I continue my discussion of synthetic and analytic phonics started in my previous posts, Tale of a Fisherman and a Gold Fish and My First Book and Synthetic Phonics. Some theory could be useful:
Synthetic phonics involves the development of phonemic awareness from the outset. As part of the decoding process, the reader would learn up to 44 phonemes (the smallest units of sound) and their related graphemes (the written symbols for the phoneme). One phoneme can be represented by various graphemes, e.g. ‘oa’, ‘ow’, ‘ough’. This is, of course, one of the reasons that the English language can be so difficult to learn to read and spell. The reader would be expected to recognise each grapheme then sound out each phoneme in a word, building up through blending the sounds together to pronounce the word phonetically.
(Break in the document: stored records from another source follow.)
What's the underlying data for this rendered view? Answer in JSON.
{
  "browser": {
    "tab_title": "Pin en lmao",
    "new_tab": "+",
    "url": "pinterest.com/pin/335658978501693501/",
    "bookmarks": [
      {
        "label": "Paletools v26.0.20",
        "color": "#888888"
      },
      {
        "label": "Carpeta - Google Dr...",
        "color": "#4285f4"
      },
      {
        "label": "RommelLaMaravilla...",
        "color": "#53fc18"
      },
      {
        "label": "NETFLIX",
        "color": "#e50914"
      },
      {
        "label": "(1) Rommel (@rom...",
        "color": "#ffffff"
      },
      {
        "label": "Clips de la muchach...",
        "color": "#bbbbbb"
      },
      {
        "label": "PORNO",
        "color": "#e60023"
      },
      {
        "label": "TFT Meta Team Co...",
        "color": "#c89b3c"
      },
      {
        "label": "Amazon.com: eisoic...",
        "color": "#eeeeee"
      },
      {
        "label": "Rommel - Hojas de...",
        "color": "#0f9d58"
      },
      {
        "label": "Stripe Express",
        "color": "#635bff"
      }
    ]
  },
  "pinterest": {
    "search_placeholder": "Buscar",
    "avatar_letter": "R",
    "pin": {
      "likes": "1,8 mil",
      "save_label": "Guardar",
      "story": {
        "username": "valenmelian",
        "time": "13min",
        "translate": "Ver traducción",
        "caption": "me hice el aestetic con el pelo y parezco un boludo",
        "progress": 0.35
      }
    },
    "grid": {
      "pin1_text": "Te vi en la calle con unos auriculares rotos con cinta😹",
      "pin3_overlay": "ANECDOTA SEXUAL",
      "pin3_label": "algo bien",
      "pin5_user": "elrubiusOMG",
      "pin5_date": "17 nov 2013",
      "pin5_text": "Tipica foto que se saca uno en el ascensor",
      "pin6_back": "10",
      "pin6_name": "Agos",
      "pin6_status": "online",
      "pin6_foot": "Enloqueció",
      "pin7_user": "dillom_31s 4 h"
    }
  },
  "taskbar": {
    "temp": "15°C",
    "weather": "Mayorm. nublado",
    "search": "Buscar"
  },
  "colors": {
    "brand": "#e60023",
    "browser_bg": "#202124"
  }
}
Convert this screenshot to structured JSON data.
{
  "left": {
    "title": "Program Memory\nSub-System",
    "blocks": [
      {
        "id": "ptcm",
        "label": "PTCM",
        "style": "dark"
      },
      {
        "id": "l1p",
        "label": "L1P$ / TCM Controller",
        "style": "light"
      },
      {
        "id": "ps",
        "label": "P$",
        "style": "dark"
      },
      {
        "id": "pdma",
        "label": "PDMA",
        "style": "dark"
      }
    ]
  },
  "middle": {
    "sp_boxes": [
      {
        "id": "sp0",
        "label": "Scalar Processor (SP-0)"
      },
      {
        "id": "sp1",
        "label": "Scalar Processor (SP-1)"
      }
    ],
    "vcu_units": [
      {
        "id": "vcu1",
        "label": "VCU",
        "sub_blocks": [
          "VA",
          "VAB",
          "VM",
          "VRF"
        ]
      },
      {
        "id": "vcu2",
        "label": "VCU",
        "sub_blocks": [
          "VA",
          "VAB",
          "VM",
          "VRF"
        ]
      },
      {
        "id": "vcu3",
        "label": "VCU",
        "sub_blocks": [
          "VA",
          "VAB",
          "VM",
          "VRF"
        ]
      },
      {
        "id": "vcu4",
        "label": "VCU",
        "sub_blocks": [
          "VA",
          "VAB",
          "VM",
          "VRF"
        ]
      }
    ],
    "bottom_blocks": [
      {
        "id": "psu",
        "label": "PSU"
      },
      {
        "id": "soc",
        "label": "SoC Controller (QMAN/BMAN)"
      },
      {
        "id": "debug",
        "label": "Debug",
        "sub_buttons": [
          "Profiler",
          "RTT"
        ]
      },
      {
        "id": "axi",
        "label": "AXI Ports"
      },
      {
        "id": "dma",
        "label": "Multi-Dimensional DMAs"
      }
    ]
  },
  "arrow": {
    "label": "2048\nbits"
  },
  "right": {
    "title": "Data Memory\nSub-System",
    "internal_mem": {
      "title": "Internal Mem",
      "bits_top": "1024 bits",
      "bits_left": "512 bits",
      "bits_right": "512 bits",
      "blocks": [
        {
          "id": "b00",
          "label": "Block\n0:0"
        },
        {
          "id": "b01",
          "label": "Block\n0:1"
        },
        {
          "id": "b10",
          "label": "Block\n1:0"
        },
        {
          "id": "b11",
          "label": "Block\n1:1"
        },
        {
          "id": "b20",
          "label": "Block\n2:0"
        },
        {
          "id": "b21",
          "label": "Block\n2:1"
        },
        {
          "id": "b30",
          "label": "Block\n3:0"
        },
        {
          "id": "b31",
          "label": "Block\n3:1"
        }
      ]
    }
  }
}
This approach works well with phonetically regular words.
Analytic phonics involves analysis of whole words to detect phonetic or orthographic (spelling) patterns, then splitting them into smaller parts to help with decoding, for example onset and rime – onset (vowel sound(s)) at the beginning of a word or syllable and rime (always beginning with a vowel to form the remainder of that word or syllable).
The rimes of words can be used to help children read and spell by analogy. For example, the right rime, once known, can be used to generate another 96 words. It is therefore an efficient way to help children develop a large sight vocabulary for both reading and spelling. It works particularly well for those words that young children cannot work out sound-by-sound, for example ‘light’, ‘through’, ‘rake’. It is also an effective way of helping children to adopt the common sight words, for example when teaching the word ‘could’, children would be supported to generate and read the rhyming words that share the same written pattern – ‘would’, ‘should’.
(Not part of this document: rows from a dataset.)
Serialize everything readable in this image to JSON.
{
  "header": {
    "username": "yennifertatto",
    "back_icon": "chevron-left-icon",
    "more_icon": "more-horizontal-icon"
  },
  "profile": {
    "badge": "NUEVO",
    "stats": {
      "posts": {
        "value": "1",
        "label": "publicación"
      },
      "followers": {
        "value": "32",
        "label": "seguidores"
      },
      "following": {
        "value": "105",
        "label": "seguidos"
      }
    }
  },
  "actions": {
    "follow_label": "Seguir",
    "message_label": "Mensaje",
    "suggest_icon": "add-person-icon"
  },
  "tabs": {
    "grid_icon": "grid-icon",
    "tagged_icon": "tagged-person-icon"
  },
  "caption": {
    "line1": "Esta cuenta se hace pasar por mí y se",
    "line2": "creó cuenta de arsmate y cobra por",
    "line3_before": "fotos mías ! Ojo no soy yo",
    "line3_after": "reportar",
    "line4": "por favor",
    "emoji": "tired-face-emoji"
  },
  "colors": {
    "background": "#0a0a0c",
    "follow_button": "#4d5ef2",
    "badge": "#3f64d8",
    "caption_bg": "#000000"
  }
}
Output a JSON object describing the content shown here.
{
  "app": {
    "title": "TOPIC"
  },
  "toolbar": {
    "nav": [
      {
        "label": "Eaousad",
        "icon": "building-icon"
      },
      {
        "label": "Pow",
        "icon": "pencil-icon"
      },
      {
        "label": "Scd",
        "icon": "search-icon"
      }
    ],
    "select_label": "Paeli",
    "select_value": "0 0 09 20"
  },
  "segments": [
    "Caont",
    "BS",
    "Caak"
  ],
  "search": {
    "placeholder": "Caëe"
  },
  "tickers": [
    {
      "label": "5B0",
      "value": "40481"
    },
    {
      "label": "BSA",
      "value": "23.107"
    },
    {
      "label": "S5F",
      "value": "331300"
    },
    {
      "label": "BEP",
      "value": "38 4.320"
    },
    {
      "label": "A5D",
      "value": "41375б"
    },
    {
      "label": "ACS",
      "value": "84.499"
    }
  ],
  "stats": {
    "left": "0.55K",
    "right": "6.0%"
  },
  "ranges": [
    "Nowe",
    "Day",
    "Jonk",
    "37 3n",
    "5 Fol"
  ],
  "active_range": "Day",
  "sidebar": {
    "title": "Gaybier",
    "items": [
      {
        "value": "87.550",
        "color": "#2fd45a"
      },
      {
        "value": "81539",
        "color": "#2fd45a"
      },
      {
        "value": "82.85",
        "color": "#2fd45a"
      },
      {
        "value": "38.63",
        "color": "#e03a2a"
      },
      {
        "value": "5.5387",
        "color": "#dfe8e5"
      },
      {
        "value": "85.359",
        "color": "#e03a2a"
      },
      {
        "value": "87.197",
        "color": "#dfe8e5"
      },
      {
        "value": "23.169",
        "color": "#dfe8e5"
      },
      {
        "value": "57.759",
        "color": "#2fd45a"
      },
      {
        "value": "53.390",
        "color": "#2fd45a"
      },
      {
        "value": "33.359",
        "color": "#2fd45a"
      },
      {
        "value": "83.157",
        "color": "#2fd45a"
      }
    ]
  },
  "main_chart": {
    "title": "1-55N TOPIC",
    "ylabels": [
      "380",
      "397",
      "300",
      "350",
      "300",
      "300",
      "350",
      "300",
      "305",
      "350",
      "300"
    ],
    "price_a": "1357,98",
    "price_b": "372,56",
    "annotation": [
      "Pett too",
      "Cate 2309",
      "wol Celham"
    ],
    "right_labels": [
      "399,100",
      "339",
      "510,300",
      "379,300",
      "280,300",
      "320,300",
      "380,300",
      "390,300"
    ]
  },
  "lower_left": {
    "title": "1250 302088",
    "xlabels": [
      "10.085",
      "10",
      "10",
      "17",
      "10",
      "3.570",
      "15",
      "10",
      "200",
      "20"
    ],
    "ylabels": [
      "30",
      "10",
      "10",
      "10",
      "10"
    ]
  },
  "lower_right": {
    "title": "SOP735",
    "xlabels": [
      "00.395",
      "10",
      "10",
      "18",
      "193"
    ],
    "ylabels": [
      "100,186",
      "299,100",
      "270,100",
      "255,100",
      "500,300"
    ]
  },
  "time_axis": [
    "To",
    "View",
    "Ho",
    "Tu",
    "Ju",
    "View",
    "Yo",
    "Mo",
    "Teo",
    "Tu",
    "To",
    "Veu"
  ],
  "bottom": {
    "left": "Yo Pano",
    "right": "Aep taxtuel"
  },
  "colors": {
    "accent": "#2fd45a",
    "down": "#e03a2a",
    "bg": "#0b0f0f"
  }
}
Basically, synthetic phonics is the standard approach to reading in Russia; it is widely accepted that Russian children can be taught (in their families) to read fluently by age of 5 and 6. This was experience of me as a child and as a parent; I briefly described these experiences in my previous posts, Tale of a Fisherman and and a Gold Fish and My First Book and Synthetic Phonics.
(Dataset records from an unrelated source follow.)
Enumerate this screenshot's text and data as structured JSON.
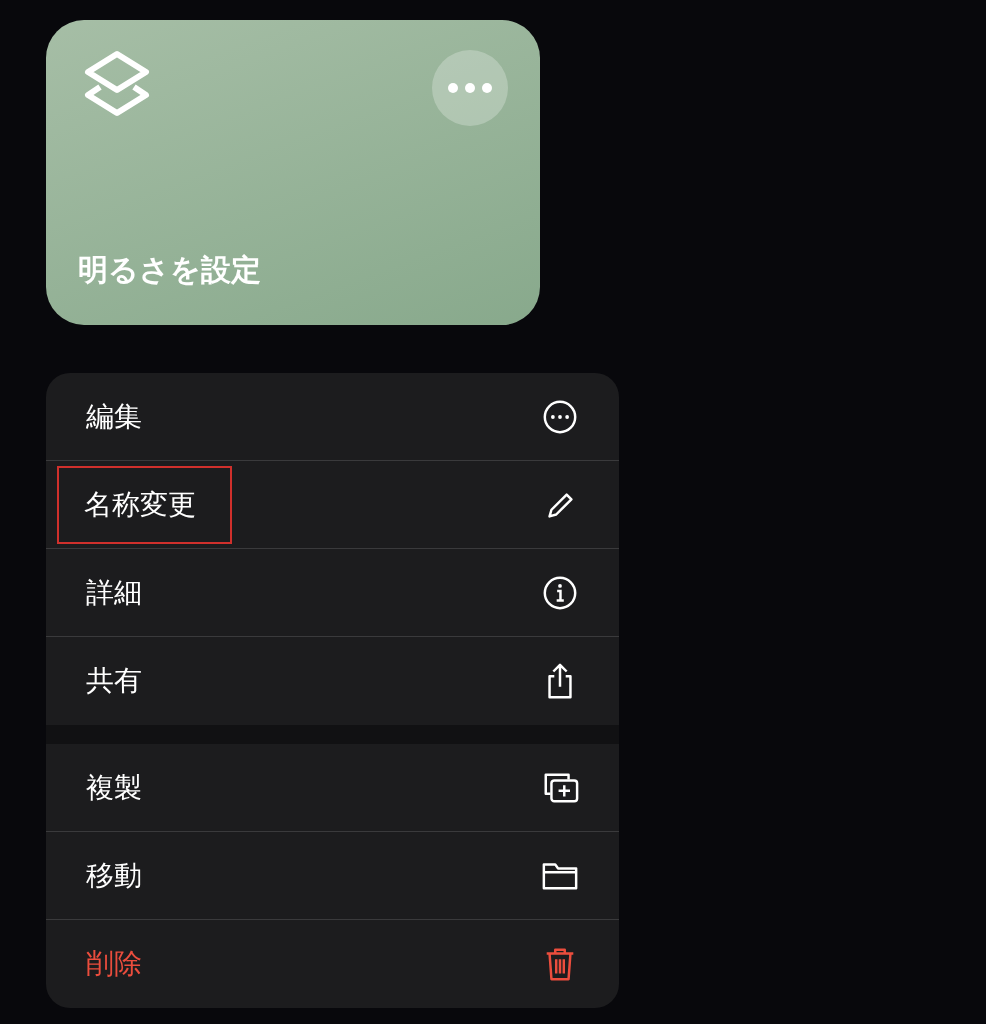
{
  "shortcut_card": {
    "title": "明るさを設定"
  },
  "menu": {
    "sections": [
      {
        "items": [
          {
            "label": "編集",
            "kind": "edit",
            "destructive": false,
            "highlighted": false
          },
          {
            "label": "名称変更",
            "kind": "rename",
            "destructive": false,
            "highlighted": true
          },
          {
            "label": "詳細",
            "kind": "details",
            "destructive": false,
            "highlighted": false
          },
          {
            "label": "共有",
            "kind": "share",
            "destructive": false,
            "highlighted": false
          }
        ]
      },
      {
        "items": [
          {
            "label": "複製",
            "kind": "duplicate",
            "destructive": false,
            "highlighted": false
          },
          {
            "label": "移動",
            "kind": "move",
            "destructive": false,
            "highlighted": false
          },
          {
            "label": "削除",
            "kind": "delete",
            "destructive": true,
            "highlighted": false
          }
        ]
      }
    ]
  }
}
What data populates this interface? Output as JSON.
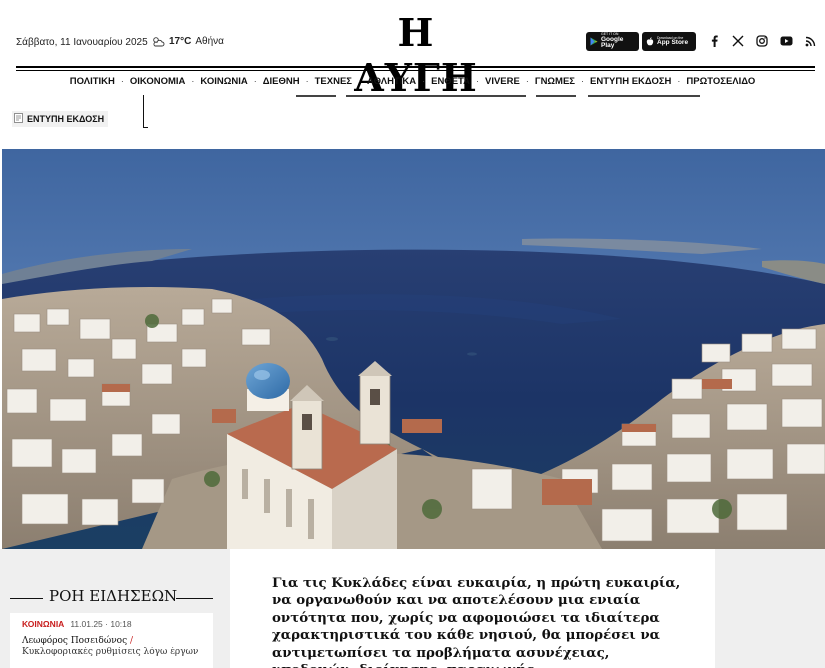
{
  "header": {
    "date": "Σάββατο, 11 Ιανουαρίου 2025",
    "weather": {
      "temperature": "17°C",
      "city": "Αθήνα",
      "icon": "partly-cloudy-icon"
    },
    "logo": "Η ΑΥΓΗ",
    "stores": [
      {
        "small": "GET IT ON",
        "name": "Google Play",
        "icon": "google-play-icon"
      },
      {
        "small": "Download on the",
        "name": "App Store",
        "icon": "apple-icon"
      }
    ],
    "social": [
      "facebook-icon",
      "x-icon",
      "instagram-icon",
      "youtube-icon",
      "rss-icon"
    ]
  },
  "nav": {
    "items": [
      "ΠΟΛΙΤΙΚΗ",
      "ΟΙΚΟΝΟΜΙΑ",
      "ΚΟΙΝΩΝΙΑ",
      "ΔΙΕΘΝΗ",
      "ΤΕΧΝΕΣ",
      "ΑΘΛΗΤΙΚΑ",
      "ΕΝΘΕΤΑ",
      "VIVERE",
      "ΓΝΩΜΕΣ",
      "ΕΝΤΥΠΗ ΕΚΔΟΣΗ",
      "ΠΡΩΤΟΣΕΛΙΔΟ"
    ]
  },
  "print_edition": {
    "label": "ΕΝΤΥΠΗ ΕΚΔΟΣΗ"
  },
  "news_feed": {
    "title": "ΡΟΗ ΕΙΔΗΣΕΩΝ",
    "items": [
      {
        "category": "ΚΟΙΝΩΝΙΑ",
        "datetime": "11.01.25 · 10:18",
        "headline": "Λεωφόρος Ποσειδώνος",
        "subtitle": "Κυκλοφοριακές ρυθμίσεις λόγω έργων - Μέχρι ποια ώρα θα ισχύσουν"
      }
    ]
  },
  "article": {
    "lead": "Για τις Κυκλάδες είναι ευκαιρία, η πρώτη ευκαιρία, να οργανωθούν και να αποτελέσουν μια ενιαία οντότητα που, χωρίς να αφομοιώσει τα ιδιαίτερα χαρακτηριστικά του κάθε νησιού, θα μπορέσει να αντιμετωπίσει τα προβλήματα ασυνέχειας, υποδομών, διοίκησης, παραγωγής"
  },
  "colors": {
    "accent_red": "#c81e1e",
    "sea": "#1d3d74",
    "sky": "#4c72a8",
    "page_grey": "#efefef"
  }
}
However, my daughter, at that time aged five, independently discovered analytic phonics. This happened when we came to California. Her big brother, aged seven, was taught at their American school to read; my daughter was taught only spoken English. My children came to California being fluent Russian readers, and my daughter could not allow that her brother red English, while she did not. So she started to listen to audiobooks like this one, tracing words in the book and establishing correspondence between combinations of letters and sounds:
In a couple of months she was a fluent English reader — without any help from adults. Of course, this was possible only because she could fluently read in Russian. (Actually, in Russian she also was mostly self-taught reader, as it frequently happens with younger siblings in families with strong reading environment.) And the audiobooks were real masterpieces — Dr. Suess narrated by Dustin Hoffman, of all people!